Your private box awaits you in the Princess’ Theatre, and your Majesty’s special interpreters of the drama will celebrate your arrival as gorgeously as it deserves.
The health of our dearly beloved Sovereign engages the constant thought of all her loyal and adoring subjects; they hope ere long to cull a wreath of laurel with their own hands and place it on a brow which needs naught but its golden crown of hair to affirm its queenly dignity. And as for crown jewels, has not our Empress of Hearts a full store?—two dazzling sapphires, her eyes; a string of pearls, her teeth; her lips two rubies; and when she opens them, diamonds of wisdom issue therefrom!
Come! and let the sight of thy royal charms gladden the eyes of thy waiting people! Issued under the hand of
Sir Geoffrey Strong, Bart.,
Court Physician and Knight of the Spectacles.
IV. Margery’s Contribution.
Cosy Nook, July 11, 188–.
My own dear Elsie,—Your weekly chronicle is almost ready for Monday’s stage, and I am allowed to come in at the close with as many pages of “gossip” as I choose; which means that I may run on to my heart’s content and tell you all the little things that happen in the chinks between the great ones, for Uncle Doc has refused to read this part of the letter.
First for some commissions: Aunt Truth asks if your mother will kindly select goods and engage Mrs. Perkins to make us each a couple of Scotch gingham dresses. She has our measures, and we wish them simple, full-skirted gowns, like the last; everybody thinks them so pretty and becoming. Bell’s two must be buff and pink, Polly’s grey and green, and mine blue and brown. We find that we haven’t clothes enough for a three months’ stay; and the out-of-door life is so hard upon our “forest suits” that we have asked Mrs. Perkins to send us new ones as soon as possible.

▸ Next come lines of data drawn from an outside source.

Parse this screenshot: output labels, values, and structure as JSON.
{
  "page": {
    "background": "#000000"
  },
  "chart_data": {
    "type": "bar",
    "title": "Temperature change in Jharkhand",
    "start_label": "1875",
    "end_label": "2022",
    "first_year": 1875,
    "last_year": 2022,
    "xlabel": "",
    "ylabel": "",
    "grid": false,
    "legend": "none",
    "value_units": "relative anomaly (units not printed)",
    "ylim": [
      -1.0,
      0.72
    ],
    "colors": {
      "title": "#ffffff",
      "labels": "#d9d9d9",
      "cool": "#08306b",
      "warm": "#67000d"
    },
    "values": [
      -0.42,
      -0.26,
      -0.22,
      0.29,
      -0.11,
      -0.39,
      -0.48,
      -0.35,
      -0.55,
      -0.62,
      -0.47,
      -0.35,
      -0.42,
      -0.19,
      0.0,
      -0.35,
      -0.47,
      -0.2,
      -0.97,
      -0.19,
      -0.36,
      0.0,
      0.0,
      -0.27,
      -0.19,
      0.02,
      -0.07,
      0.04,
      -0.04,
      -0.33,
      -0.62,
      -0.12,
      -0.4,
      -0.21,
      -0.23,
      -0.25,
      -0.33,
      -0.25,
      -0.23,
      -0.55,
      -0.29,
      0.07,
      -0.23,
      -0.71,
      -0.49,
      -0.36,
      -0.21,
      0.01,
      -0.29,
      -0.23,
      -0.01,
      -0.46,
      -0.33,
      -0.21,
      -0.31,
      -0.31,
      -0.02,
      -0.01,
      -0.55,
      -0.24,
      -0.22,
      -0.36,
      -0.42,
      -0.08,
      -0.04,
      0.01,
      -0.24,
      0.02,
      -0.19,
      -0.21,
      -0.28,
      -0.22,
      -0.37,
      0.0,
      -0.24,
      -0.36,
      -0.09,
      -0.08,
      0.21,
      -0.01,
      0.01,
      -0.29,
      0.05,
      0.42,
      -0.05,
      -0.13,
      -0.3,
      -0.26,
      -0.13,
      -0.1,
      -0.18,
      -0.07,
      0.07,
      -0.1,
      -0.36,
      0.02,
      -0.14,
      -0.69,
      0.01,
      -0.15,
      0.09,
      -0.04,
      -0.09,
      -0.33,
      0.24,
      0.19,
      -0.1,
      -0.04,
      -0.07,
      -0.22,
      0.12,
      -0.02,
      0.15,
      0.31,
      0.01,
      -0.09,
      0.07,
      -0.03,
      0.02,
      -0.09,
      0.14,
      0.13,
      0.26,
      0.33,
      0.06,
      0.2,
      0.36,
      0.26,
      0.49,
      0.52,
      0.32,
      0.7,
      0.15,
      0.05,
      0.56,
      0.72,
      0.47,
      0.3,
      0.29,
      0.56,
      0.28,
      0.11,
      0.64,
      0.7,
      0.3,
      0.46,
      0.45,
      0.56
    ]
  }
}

We have had a very busy and exciting week since Polly began this letter, for there have been various interruptions and an unusual number of visitors.
First, there was our mountain climb to the top of Pico Negro; Phil says he has written you about that, but I hardly believe he mentioned that he and the other boys worried us sadly by hanging on to the tails of our horses as they climbed up the steepest places. To be sure they were so awfully tired that I couldn’t help pitying them; but Uncle Doc had tried to persuade them not to walk, so that it was their own fault after all. You cannot imagine what a dreadful feeling it gives one to be climbing a slippery, rocky path, and know that a great heavy boy is pulling your horse backwards by the tail. Polly insisted that she heard her mule’s tail break loose from its moorings, and on measuring it when she got back to camp she found it three inches longer than usual.